Formal statement: In production mode, a transparency service inclusion proof is available within the Maximum Merge Delay.

Why it matters: Third-party verification requires a transparency log with cryptographic inclusion proofs. Rekor v2 provides external witnessing but is not a SCITT Transparency Service in the formal sense (it uses RFC 6962-style Merkle trees rather than the SCITT receipt format).

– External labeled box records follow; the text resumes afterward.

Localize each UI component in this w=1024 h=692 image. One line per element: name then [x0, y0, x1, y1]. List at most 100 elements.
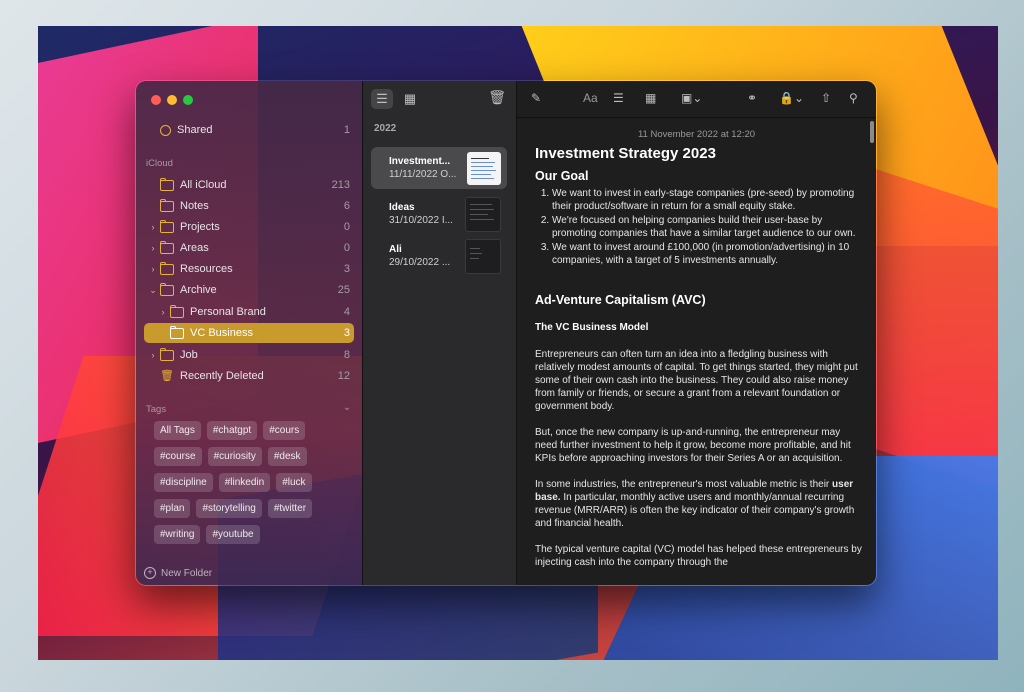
- note-meta: 29/10/2022 ...: [389, 257, 451, 268]
- sidebar-item-label: Notes: [180, 200, 209, 212]
- folder-icon: [170, 325, 184, 339]
- chevron-right-icon[interactable]: ›: [158, 307, 168, 317]
- note-title: Ideas: [389, 202, 415, 213]
- note-content[interactable]: Investment Strategy 2023 Our Goal We wan…: [535, 146, 862, 582]
- sidebar-item-count: 213: [331, 179, 350, 191]
- paragraph-text: In particular, monthly active users and …: [535, 492, 855, 529]
- chevron-right-icon[interactable]: ›: [148, 350, 158, 360]
- sidebar-item-label: All iCloud: [180, 179, 227, 191]
- tag-discipline[interactable]: #discipline: [154, 473, 213, 492]
- sidebar-item-areas[interactable]: › Areas 0: [144, 238, 354, 258]
- sidebar-item-count: 3: [343, 327, 350, 339]
- chevron-right-icon[interactable]: ›: [148, 264, 158, 274]
- tag-cours[interactable]: #cours: [263, 421, 306, 440]
- folder-icon: [160, 240, 174, 254]
- note-title: Ali: [389, 244, 402, 255]
- tag-course[interactable]: #course: [154, 447, 202, 466]
- sidebar-item-count: 6: [343, 200, 350, 212]
- goal-list: We want to invest in early-stage compani…: [535, 187, 862, 267]
- tag-luck[interactable]: #luck: [276, 473, 312, 492]
- sidebar-item-all-icloud[interactable]: All iCloud 213: [144, 175, 354, 195]
- minimize-button[interactable]: [167, 95, 177, 105]
- table-icon[interactable]: ▦: [645, 91, 656, 105]
- sidebar-item-label: Archive: [180, 284, 217, 296]
- tag-chatgpt[interactable]: #chatgpt: [206, 421, 258, 440]
- sidebar-item-count: 1: [343, 124, 350, 136]
- tag-storytelling[interactable]: #storytelling: [196, 499, 262, 518]
- sidebar-item-recently-deleted[interactable]: 🗑 Recently Deleted 12: [144, 366, 354, 386]
- tag-twitter[interactable]: #twitter: [267, 499, 313, 518]
- sidebar-item-label: VC Business: [190, 327, 253, 339]
- close-button[interactable]: [151, 95, 161, 105]
- sidebar-item-count: 25: [337, 284, 350, 296]
- chevron-right-icon[interactable]: ›: [148, 222, 158, 232]
- editor-toolbar: ✎ Aa ☰ ▦ ▣⌄ ⚭ 🔒⌄ ⇧ ⚲: [517, 81, 876, 118]
- tag-list: All Tags #chatgpt #cours #course #curios…: [154, 421, 354, 544]
- sidebar-item-projects[interactable]: › Projects 0: [144, 217, 354, 237]
- shared-icon: [160, 124, 171, 136]
- note-item[interactable]: Investment... 11/11/2022 O...: [371, 147, 507, 189]
- collaborate-icon[interactable]: ⚭: [747, 91, 757, 105]
- zoom-button[interactable]: [183, 95, 193, 105]
- new-folder-label: New Folder: [161, 567, 213, 579]
- sidebar-item-label: Projects: [180, 221, 220, 233]
- sidebar-item-archive[interactable]: ⌄ Archive 25: [144, 280, 354, 300]
- section-header-icloud: iCloud: [146, 158, 173, 169]
- tag-plan[interactable]: #plan: [154, 499, 191, 518]
- compose-icon[interactable]: ✎: [531, 91, 541, 105]
- paragraph: In some industries, the entrepreneur's m…: [535, 478, 862, 530]
- folder-icon: [160, 219, 174, 233]
- paragraph: Entrepreneurs can often turn an idea int…: [535, 349, 858, 412]
- sidebar-item-label: Job: [180, 349, 198, 361]
- gallery-view-icon[interactable]: ▦: [399, 89, 421, 109]
- sidebar-item-notes[interactable]: Notes 6: [144, 196, 354, 216]
- sidebar-item-label: Resources: [180, 263, 233, 275]
- year-group-header: 2022: [374, 123, 397, 134]
- note-thumbnail: [465, 196, 501, 232]
- note-editor: ✎ Aa ☰ ▦ ▣⌄ ⚭ 🔒⌄ ⇧ ⚲ 11 November 2022 at…: [517, 81, 876, 585]
- note-item[interactable]: Ideas 31/10/2022 I...: [371, 193, 507, 235]
- media-icon[interactable]: ▣⌄: [681, 91, 702, 105]
- note-thumbnail: [467, 151, 501, 185]
- paragraph-text: In some industries, the entrepreneur's m…: [535, 479, 833, 490]
- note-thumbnail: [465, 238, 501, 274]
- delete-note-icon[interactable]: 🗑: [488, 89, 506, 106]
- list-view-icon[interactable]: ☰: [371, 89, 393, 109]
- sidebar-item-count: 0: [343, 242, 350, 254]
- tag-curiosity[interactable]: #curiosity: [207, 447, 262, 466]
- share-icon[interactable]: ⇧: [821, 91, 831, 105]
- chevron-down-icon[interactable]: ⌄: [343, 402, 351, 413]
- note-meta: 31/10/2022 I...: [389, 215, 453, 226]
- note-list-pane: ☰ ▦ 🗑 2022 Investment... 11/11/2022 O...…: [362, 81, 517, 585]
- tag-linkedin[interactable]: #linkedin: [218, 473, 271, 492]
- sidebar-item-label: Recently Deleted: [180, 370, 264, 382]
- format-button[interactable]: Aa: [583, 91, 598, 105]
- sidebar-item-vc-business[interactable]: VC Business 3: [144, 323, 354, 343]
- sidebar-item-resources[interactable]: › Resources 3: [144, 259, 354, 279]
- note-item[interactable]: Ali 29/10/2022 ...: [371, 235, 507, 277]
- goal-item: We want to invest around £100,000 (in pr…: [552, 241, 862, 267]
- new-folder-button[interactable]: + New Folder: [144, 567, 212, 579]
- sidebar-item-job[interactable]: › Job 8: [144, 345, 354, 365]
- tag-youtube[interactable]: #youtube: [206, 525, 260, 544]
- sidebar: Shared 1 iCloud All iCloud 213 Notes 6 ›…: [136, 81, 362, 585]
- sidebar-item-shared[interactable]: Shared 1: [144, 120, 354, 140]
- chevron-down-icon[interactable]: ⌄: [148, 285, 158, 296]
- notes-window: Shared 1 iCloud All iCloud 213 Notes 6 ›…: [135, 80, 877, 586]
- heading-avc: Ad-Venture Capitalism (AVC): [535, 293, 706, 307]
- lock-icon[interactable]: 🔒⌄: [779, 91, 804, 105]
- checklist-icon[interactable]: ☰: [613, 91, 624, 105]
- search-icon[interactable]: ⚲: [849, 91, 858, 105]
- tag-all-tags[interactable]: All Tags: [154, 421, 201, 440]
- sidebar-item-personal-brand[interactable]: › Personal Brand 4: [144, 302, 354, 322]
- paragraph: The typical venture capital (VC) model h…: [535, 544, 862, 568]
- tag-desk[interactable]: #desk: [267, 447, 307, 466]
- tag-writing[interactable]: #writing: [154, 525, 201, 544]
- note-title: Investment...: [389, 156, 451, 167]
- goal-item: We're focused on helping companies build…: [552, 214, 862, 240]
- chevron-right-icon[interactable]: ›: [148, 243, 158, 253]
- sidebar-item-label: Shared: [177, 124, 213, 136]
- sidebar-item-count: 3: [343, 263, 350, 275]
- folder-icon: [160, 198, 174, 212]
- list-toolbar: ☰ ▦ 🗑: [363, 81, 516, 117]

Full I7 satisfaction requires a proper SCITT TS that issues SCITT receipts with inclusion proofs.

Current status: I7 is aspirational for v0.7.0.

  • ScittTsBackend exists as a stub that raises NotImplementedError.
  • Full SCITT TS registration requires ScrAPI (draft-ietf-scitt-scrapi) to stabilize as an RFC.
  • RekorV2Backend provides partial coverage: it witnesses receipts in an external append-only log with inclusion proofs, but the log format is RFC 6962 (Certificate Transparency-style), not the SCITT receipt format.

Production path: When ScrAPI becomes an RFC and a conformant SCITT TS is available, activate ScittTsBackend with the TS URL. The ScittTsBackend implementation (Session 2+ scope) will: 1. POST the COSE_Sign1 receipt to the TS via ScrAPI 2. Receive a SCITT receipt (inclusion proof) 3. Return the inclusion proof bytes as the submission reference

Recommended Maximum Merge Delay: ≤24 hours for production deployments.

Test reference: I7 is not testable in dev mode. The conformance suite tests that ScittTsBackend.submit() raises NotImplementedError — this is the expected behavior documented as the conformance test for I7 in v0.7.0.

Aviation analogy: GADSS ADT (Automatic Dependent Surveillance) provides continuous 1-minute position reporting to a third-party satellite network (INMARSAT or Iridium) that the operator cannot disable. The satellite network is the SCITT Transparency Service equivalent: an independent party that receives and stores the record, providing an inclusion proof (the satellite acknowledgment) that the record existed at a specific time.